‘Okay.’
She turned to him and gave him a flat-eyed stare. ‘You can’t cop out on her the way you copped out tonight on your dad. Do you understand me, Tom? She can’t tell you what she needs, so you’d better make damn sure she’s got someone here who can help her.’
Fuck. ‘I won’t let my horse down.’
‘Good. What, are you just going to stand there? I’m dead on my feet. Let’s go. I hope your hot water system’s not out in the storm, because I need a bath to warm up.’
‘It’s fine. Power’s not out yet, and if it goes down, we have a backup generator. Come on, it’s still pouring out there, I’ll hold an umbrella over you. There’s curry on the stove.’
Mrs LaBrooy met them at the front steps, still crying, but now there was a smile as well as worry on her face.
‘Hannah Cody, bless you, my sweet. You come on in now and I’ll take you to a guest room. I’ve put towels on the heated rack and there’s a bathrobe of mine and some thick socks.’
‘Thanks, Mrs LaBrooy.’
‘Tom, go ahead and get the bath water running. Hannah, you give me those wet clothes you’re wearing, and I’ll get them washed and dried for you.’
He led the way to the back of the house to the spare room beside his. A lamp was on, a fluffy pink bathrobe lay over a chair and the bed looked as though Mrs L had spent the last half hour plumping up its pillows.
‘Boots first,’ said Mrs L, and Hannah sat on the stool by the dresser and yanked off her boots.
Tom walked into the bathroom and turned the taps on, letting his hand run under the flow of water until he was sure the temperature was just a couple of degrees short of scalding. The voices from the next room filtered into him over the sound of rushing water.
‘I’m so sorry to have dragged you out into this weather, Hannah. I should never have let the oxygen supply get so low, and Bruno, I’m so worried about him. He’s got his heart set on this campdraft. He feels it’s going to be—how did he describe it?—his last ride, and I have a horrid suspicion that once it’s done he’s going to cock up his toes. He’s so determined. If he decides he’s done, he just won’t wake up and that will be that. What will I do then? I just couldn’t bear it if …’
He heard Hannah’s voice murmuring to the housekeeper. She’d know what to say to ease Mrs L’s mind. Unlike him. He had no idea what he would say to Hannah once the housekeeper had taken herself off to bed and it was just him and the woman he was trying his darnedest to let go.
He headed back into the bedroom just as Mrs L was attempting to wrestle Hannah out of her wet shirt. His eyes met Hannah’s and the blush across her cheeks sent an arrow of regret through him.
‘I think I can take it from here, Mrs LaBrooy,’ Hannah said, holding the front of her shirt together.
Tom gestured behind him. ‘Bath will be full in a minute. See you in the front room when you’re done.’ He gathered up the blanket, rain jacket and boots currently forming a pool on the floorboards. ‘Take your time.’

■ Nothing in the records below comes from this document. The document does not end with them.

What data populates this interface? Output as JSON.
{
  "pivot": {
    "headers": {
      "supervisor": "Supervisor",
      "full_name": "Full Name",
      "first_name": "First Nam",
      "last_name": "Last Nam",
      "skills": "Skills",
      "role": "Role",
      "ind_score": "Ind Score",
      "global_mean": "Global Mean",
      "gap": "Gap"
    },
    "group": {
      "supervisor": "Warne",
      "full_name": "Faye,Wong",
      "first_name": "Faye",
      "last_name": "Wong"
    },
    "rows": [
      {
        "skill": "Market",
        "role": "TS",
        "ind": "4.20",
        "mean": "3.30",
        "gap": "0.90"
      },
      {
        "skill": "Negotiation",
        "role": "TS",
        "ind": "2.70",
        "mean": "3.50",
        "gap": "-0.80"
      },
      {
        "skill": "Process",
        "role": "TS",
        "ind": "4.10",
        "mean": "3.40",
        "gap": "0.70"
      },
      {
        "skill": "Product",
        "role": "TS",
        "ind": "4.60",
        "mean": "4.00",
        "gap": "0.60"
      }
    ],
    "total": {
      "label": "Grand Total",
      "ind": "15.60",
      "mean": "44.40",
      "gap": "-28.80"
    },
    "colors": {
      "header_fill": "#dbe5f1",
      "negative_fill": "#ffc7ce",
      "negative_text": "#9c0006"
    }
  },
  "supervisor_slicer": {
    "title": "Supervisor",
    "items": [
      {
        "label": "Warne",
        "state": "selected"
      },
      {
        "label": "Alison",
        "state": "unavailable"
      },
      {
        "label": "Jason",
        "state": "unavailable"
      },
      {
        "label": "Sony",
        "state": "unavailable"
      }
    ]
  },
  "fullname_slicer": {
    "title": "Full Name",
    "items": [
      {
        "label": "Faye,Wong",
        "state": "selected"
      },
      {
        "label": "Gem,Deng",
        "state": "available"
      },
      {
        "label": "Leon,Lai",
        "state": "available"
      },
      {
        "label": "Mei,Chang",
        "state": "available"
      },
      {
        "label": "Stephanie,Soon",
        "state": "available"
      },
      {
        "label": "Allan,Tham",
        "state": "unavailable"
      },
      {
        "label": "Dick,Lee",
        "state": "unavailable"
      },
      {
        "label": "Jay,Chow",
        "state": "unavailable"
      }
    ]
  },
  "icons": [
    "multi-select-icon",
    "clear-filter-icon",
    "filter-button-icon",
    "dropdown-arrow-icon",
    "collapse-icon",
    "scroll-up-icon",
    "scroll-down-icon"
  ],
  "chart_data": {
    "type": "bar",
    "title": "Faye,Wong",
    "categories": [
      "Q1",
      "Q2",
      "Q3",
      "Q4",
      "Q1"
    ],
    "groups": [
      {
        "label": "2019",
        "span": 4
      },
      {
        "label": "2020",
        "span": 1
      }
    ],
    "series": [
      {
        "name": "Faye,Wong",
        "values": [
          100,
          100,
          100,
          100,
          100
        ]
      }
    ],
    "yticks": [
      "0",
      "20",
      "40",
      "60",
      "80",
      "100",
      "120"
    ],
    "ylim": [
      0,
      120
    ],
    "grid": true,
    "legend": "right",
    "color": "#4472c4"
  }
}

He followed Mrs L out of the room, concentrating on his gait. He wasn’t going to limp, not now. Instead, he was going to think about what he’d just overheard the housekeeper say to Hannah. Bruno’s last ride. Not literally—that day was long gone. But the campdraft meant a lot to his dad and sure, he and Lynette had had their heads together, but maybe it was time to think bigger.
They could turn it into an occasion that the locals of Hanrahan would talk about for years. Have a band, get a dance floor set up on the home paddock. Hell, get a track set up across the paddock that an electric wheelchair could navigate, lay on kegs from the pub. Party lights and portaloos and pigs on the spit, and he could invite some of the old campdrafting champions to stay in the house for the weekend. Let the old legends tell their stories by the fire.
Bruno would love a chance to dust off his hat.
The sight of Hannah in the housekeeper’s fluffy bathrobe when she found him half an hour later was quite something. ‘Well, well,’ he said. ‘The human marshmallow walks amongst us.’
Hannah frowned at him. ‘Don’t think for a minute that we are friends and you can joke with me. I rode up here for Bruno, not for you. And because Josh guilt-tripped me into it.’
He gestured to the tray he’d set on the card table near the fire, where a covered plate waited and a glass of merlot shimmered in the firelight. ‘Shout at me after you’ve eaten something.’
She sniffed. ‘Don’t mind if I do.’
He let her settle into a chair, then sat in the one opposite.
She ate a forkful of curry then coughed. ‘Holy moly.’
‘What?’
‘How much chilli is in this?’
He shrugged. ‘A bit, I guess. When you grow up with a Sri Lankan housekeeper as your adopted mother like I did, you don’t even notice chilli anymore.’
Hannah lifted her water glass and took a sip before returning to the curry. She finished the bowl, scraping the spoon around until she’d eaten every last scrap, then set it down on her tray.